All eyes received a minimum of 2 anti-VEGF injections, with an average of 3.8 ± 1.5 injections per eye prior to the first PRP session. The anti-VEGF medications administered were bevacizumab (24.3%), ranibizumab (48.6%), aflibercept (21.6%), or in a minority of cases a combination of 2 different agents, mainly because of changes in medical insurance coverage. The average number of PRP sessions was 2.3 ± 0.5 per eye. Because this was a retrospective study with multiple treating physicians, patient follow-up schedules were not identical and were determined by clinical judgment and discretion of the treating retina specialist. However, 35 (94.6%) study eyes received follow-up within the first 2 months of PRP completion. Nine patients (24.3%) missed 1 or more appointments over the duration of follow-up. A total of 17 (45.9%) eyes required additional anti-VEGF treatment after PRP was completed. The most common indication for additional anti-VEGF treatment was persistent center-involving DME (15 of 17 eyes, 88.2%). Two of these 17 eyes (11.8%) required additional anti-VEGF for persistent neovascularization. The average number of days between PRP completion and first additional anti-VEGF injection was 56.1 and 375 days for DME and recurrent retinal neovascularization, respectively. The treatment course is summarized in Table 2.

Table 2.

Treatment Course and Outcomes.

Intravitreal anti-VEGF treatment Value N = 37 eyes
Injections, No. < 2 0 (0.0)
≥ 2 37 (100.0)
Mean (SD) 3.8 (1.5)
Median (IQR) 4 (2)
Medication, No. (%) Bevacizumab 9 (24.3)
Ranibizumab 18 (48.6)
Aflibercept 8 (21.6)
> 1a 2 (5.4)
PRP sessions
Mean (SD) 2.3 (0.5)
Median (IQR) 2 (1)
Additional anti-VEGF treatment after PRP
No. needing additional anti-VEGF (%) 17 (45.9)
Indication: DME No. (%) 15 (40.5)
Days to first additional injection, mean (SD) 56.1 (56.6)
Days to first additional injection, median (IQR) 30 (38.5)
Indication: persistent neovascularization No. (%) 2 (5.4)
Days to first additional injection, mean (SD) 375 (174)
Days to first additional injection, median (IQR) 375 (174)
Any missed appointments for duration of follow-up, No. (%) 9 (24.3%)

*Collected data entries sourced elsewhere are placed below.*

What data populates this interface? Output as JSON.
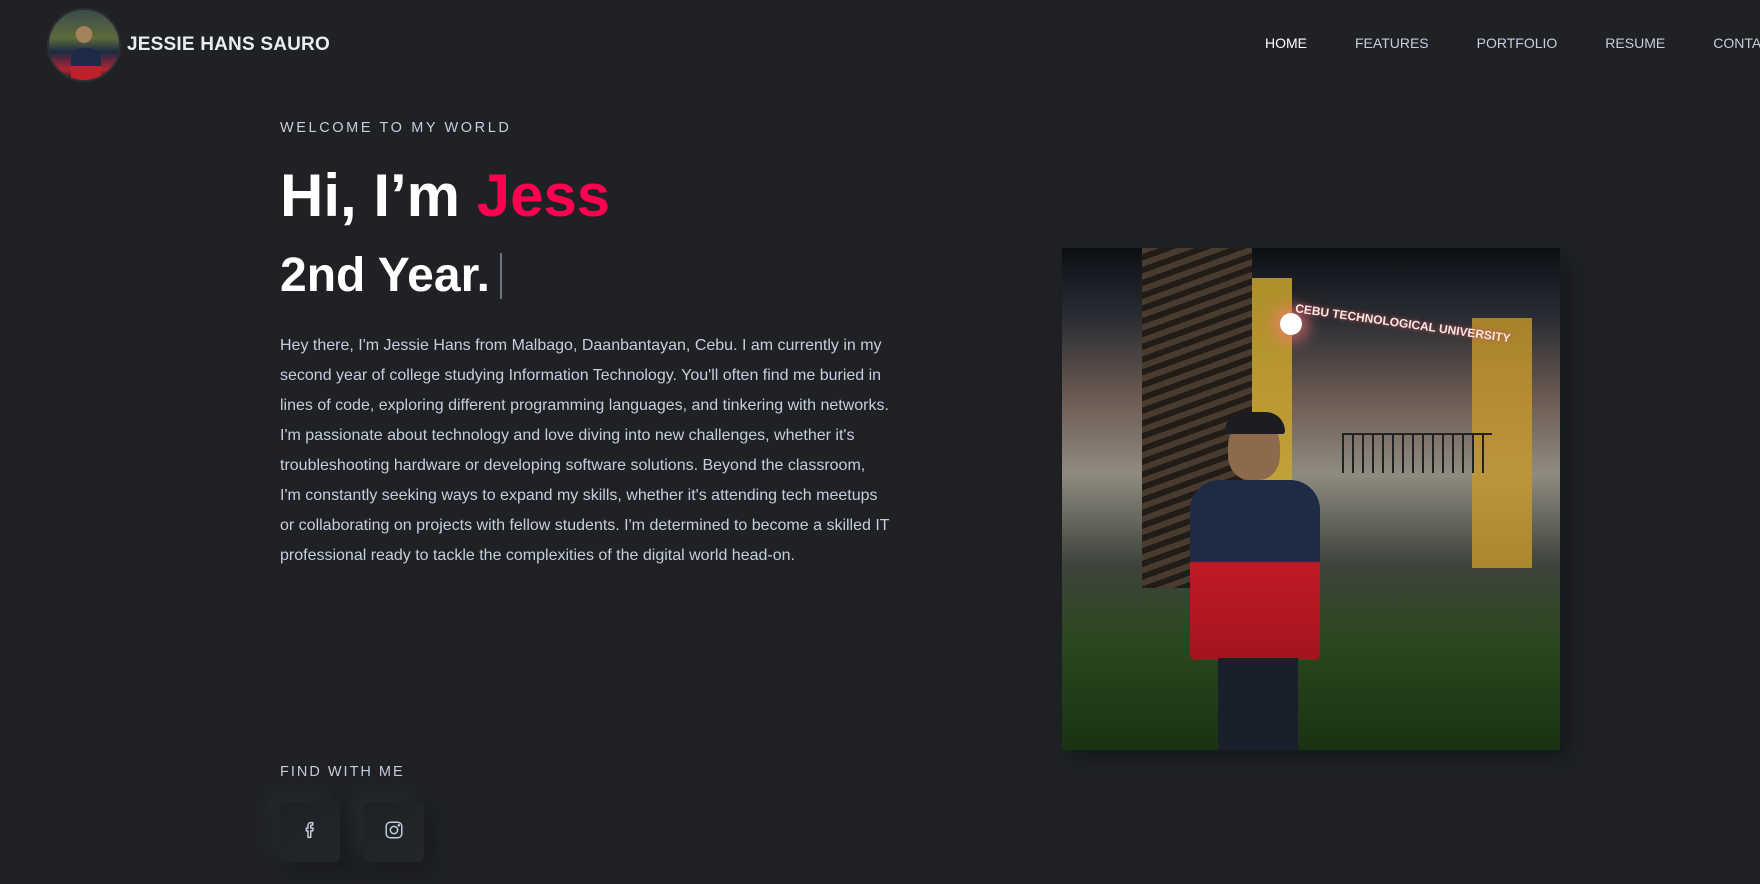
{
  "brand": {
    "name": "JESSIE HANS SAURO"
  },
  "nav": {
    "items": [
      {
        "label": "HOME"
      },
      {
        "label": "FEATURES"
      },
      {
        "label": "PORTFOLIO"
      },
      {
        "label": "RESUME"
      },
      {
        "label": "CONTACT"
      }
    ]
  },
  "hero": {
    "eyebrow": "WELCOME TO MY WORLD",
    "title_prefix": "Hi, I’m ",
    "title_name": "Jess",
    "subtitle": "2nd Year.",
    "description": "Hey there, I'm Jessie Hans from Malbago, Daanbantayan, Cebu. I am currently in my second year of college studying Information Technology. You'll often find me buried in lines of code, exploring different programming languages, and tinkering with networks. I'm passionate about technology and love diving into new challenges, whether it's troubleshooting hardware or developing software solutions. Beyond the classroom, I'm constantly seeking ways to expand my skills, whether it's attending tech meetups or collaborating on projects with fellow students. I'm determined to become a skilled IT professional ready to tackle the complexities of the digital world head-on."
  },
  "find": {
    "title": "FIND WITH ME",
    "socials": [
      {
        "icon": "facebook-icon"
      },
      {
        "icon": "instagram-icon"
      }
    ]
  },
  "photo": {
    "sign_text": "CEBU TECHNOLOGICAL UNIVERSITY"
  },
  "colors": {
    "background": "#1f2125",
    "accent": "#ff014f",
    "text": "#c4cfde",
    "heading": "#ffffff"
  }
}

Abbreviations: anti-VEGF, antivascular endothelial growth factor; DME, diabetic macular edema; IQR, interquartile range; PRP, panretinal photocoagulation.

a Medications were changed to ensure insurance coverage.

Outcomes of Treatment

The mean duration of follow-up was 341.4 days (range, 28-1208 days). At the final visit, mean VA was 0.32 logMAR (Snellen, 20/40) (Table 3). This was a +6.0 letter score improvement from the baseline 0.42 logMAR (Snellen, 20/50) but did not represent a statistically significant change in VA (P = .22). The CFT was significantly decreased from baseline 321.8 µm to 258.6 µm at the final visit (P = .01). DME was largely resolved or noncenter involving, with only 1 eye (2.7%) still exhibiting center-involving edema at last follow-up (Table 3). PDR was inactive in 35 (94.6%) eyes at the final visit (see example shown in Figure 1). Two eyes (5.4%) had active PDR at the final visit and were scheduled for ongoing additional treatment with fill-in PRP.

Table 3.

Visual and Anatomic Outcomes.

Outcome N = 37 eyes
Follow-up period since last PRP, d Mean (SD) 341.4 (348.2)
Median (IQR) 183 (459)
Lens status, final, No. (%) Phakic 25 (67.6)
Pseudophakic 12 (32.4)
Visual acuity logMAR Snellen Letter change
Initial visit Mean (SD) 0.42 (0.40) 20/50
Median (IQR) 0.30 (0.50) 20/40
Final visit Mean (SD) 0.32 (0.45) 20/40 +6.0 (20.0)
Median (IQR) 0.20 (0.48) 20/30 0 (19)
CFT Measured Change
Initial visit, µm Mean (SD) 321.8 (119.6)
Median (IQR) 281.0 (119.0)
Final visit, µma Mean (SD) 258.6 (50.1) –78.7 (134.5)
Median (IQR) 257.0 (59.0) –15 (148.5)
DME at final visit, No. (%) None 20 (54.1)
Noncenter involving 16 (43.2)
Center involving 1 (2.7)
PDR activity at final visit Active, No. (%) 2 (5.4)
Anatomic outcomes, No. (%) Vitreous hemorrhage 12 (32.4)
Vitrectomy for any reasonb 4 (10.8)
IOP elevationc 2 (5.4)
Neovascular glaucomac 1 (2.7)
Diabetic TRDd 1 (2.7)
 Macula sparing 1 (2.7)
Hyphema 0 (0.0)
Tube/glaucoma surgery 0 (0.0)
Endophthalmitis 0 (0.0)

Abbreviations: CFT, central foveal thickness; DME, diabetic macular edema; IOP, intraocular pressure; IQR, interquartile range; logMAR, logarithm of the minimum angle of resolution; PDR, proliferative diabetic retinopathy; PRP, panretinal photocoagulation; TRD, tractional retinal detachment.

a Central foveal thickness was available for only 31 eyes at final visit.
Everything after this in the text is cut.